Cette agression, initialement verbale, a provoqué une onde de choc au sein de la communauté humanitaire. Dans un contexte déjà tendu pour les travailleurs de l'aide sociale, MSF a décidé de porter plainte pour "diffamation" en réponse aux accusations portées par ces activistes d'extrême droite. Comme l'indique un rapport du Le Monde, il s'agit d'une série d'incidents de plus en plus fréquents où les intervenants humanitaires font face à des hostile comportements.
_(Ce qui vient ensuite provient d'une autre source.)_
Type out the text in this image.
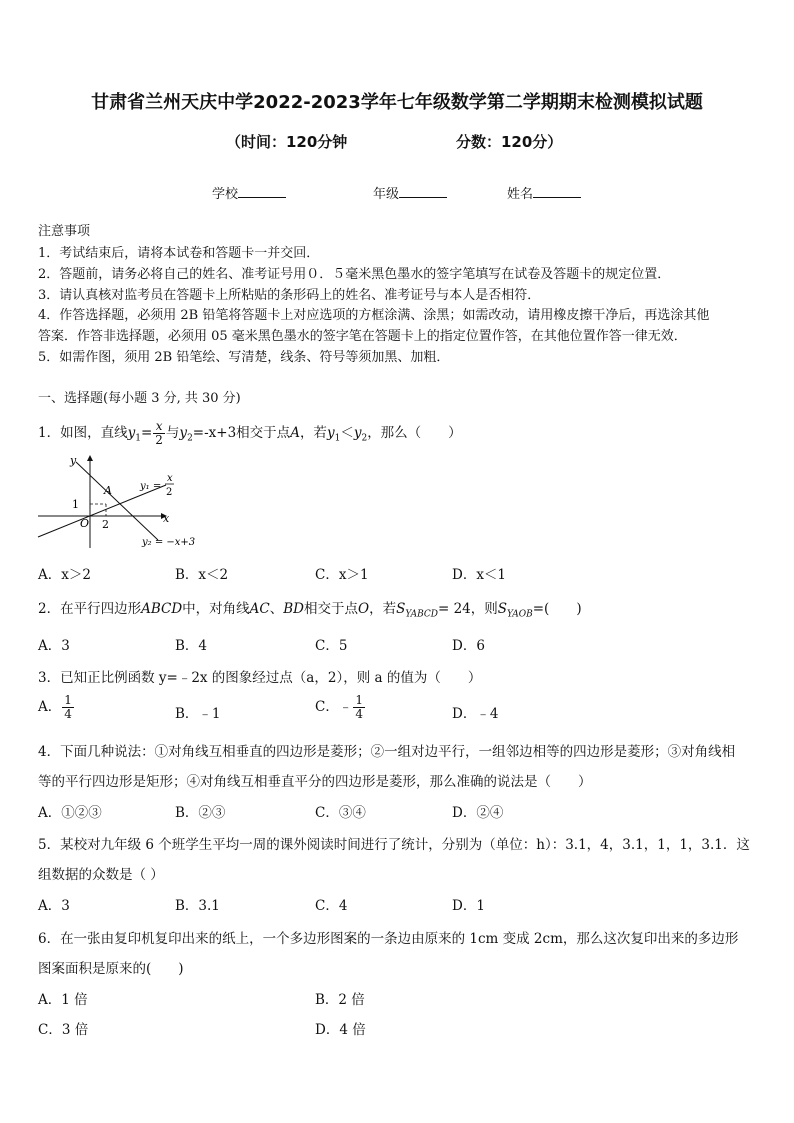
甘肃省兰州天庆中学2022-2023学年七年级数学第二学期期末检测模拟试题
（时间：120分钟	分数：120分）
学校	年级	姓名
注意事项
1．考试结束后，请将本试卷和答题卡一并交回．
2．答题前，请务必将自己的姓名、准考证号用０．５毫米黑色墨水的签字笔填写在试卷及答题卡的规定位置．
3．请认真核对监考员在答题卡上所粘贴的条形码上的姓名、准考证号与本人是否相符．
4．作答选择题，必须用 2B 铅笔将答题卡上对应选项的方框涂满、涂黑；如需改动，请用橡皮擦干净后，再选涂其他
答案．作答非选择题，必须用 05 毫米黑色墨水的签字笔在答题卡上的指定位置作答，在其他位置作答一律无效．
5．如需作图，须用 2B 铅笔绘、写清楚，线条、符号等须加黑、加粗．
一、选择题(每小题 3 分, 共 30 分)
1．如图，直线$y_1= \frac{x}{2}$ 与$y_2=-x+3$相交于点A，若$y_1<y_2$，那么（　　）
y
x
O
A
1
2
y₁ =
x
2
y₂ = −x+3
A．x＞2	B．x＜2	C．x＞1	D．x＜1
2．在平行四边形ABCD中，对角线AC、BD相交于点O，若$S_{YABCD}= 24$，则$S_{YAOB}=$(　　)
A．3	B．4	C．5	D．6
3．已知正比例函数 y=﹣2x 的图象经过点（a，2），则 a 的值为（　　）
A． $\frac{1}{4}$	B．﹣1	C．﹣ $\frac{1}{4}$	D．﹣4
4．下面几种说法：①对角线互相垂直的四边形是菱形；②一组对边平行，一组邻边相等的四边形是菱形；③对角线相
等的平行四边形是矩形；④对角线互相垂直平分的四边形是菱形，那么准确的说法是（　　）
A．①②③	B．②③	C．③④	D．②④
5．某校对九年级 6 个班学生平均一周的课外阅读时间进行了统计，分别为（单位：h）：3.1，4，3.1，1，1，3.1．这
组数据的众数是（ ）
A．3	B．3.1	C．4	D．1
6．在一张由复印机复印出来的纸上，一个多边形图案的一条边由原来的 1cm 变成 2cm，那么这次复印出来的多边形
图案面积是原来的(　　)
A．1 倍	B．2 倍
C．3 倍	D．4 倍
Experts et militants alertent que de telles incursions mettent en lumière une intimidation croissante envers les organisations qui s'efforcent de venir en aide aux plus vulnérables, comme les réfugiés. Sarah Dupont, sociologue spécialisée dans les enjeux migratoires, déclare : "La montée de la violence verbale et physique contre les humanitaires est un signe inquiétant du climat anti-migrants qui s'installe dans certaines régions d'Europe."
Ce n'est pas un événement isolé. D'autres incidents similaires ont été rapportés ces derniers mois, soulignant un sentiment anti-migrant qui semble s'intensifier. Les réactions face à cette agression sont préoccupantes et montrent la nécessité d'une mobilisation générale pour protéger l'intégrité des travailleurs humanitaires sur le territoire européen.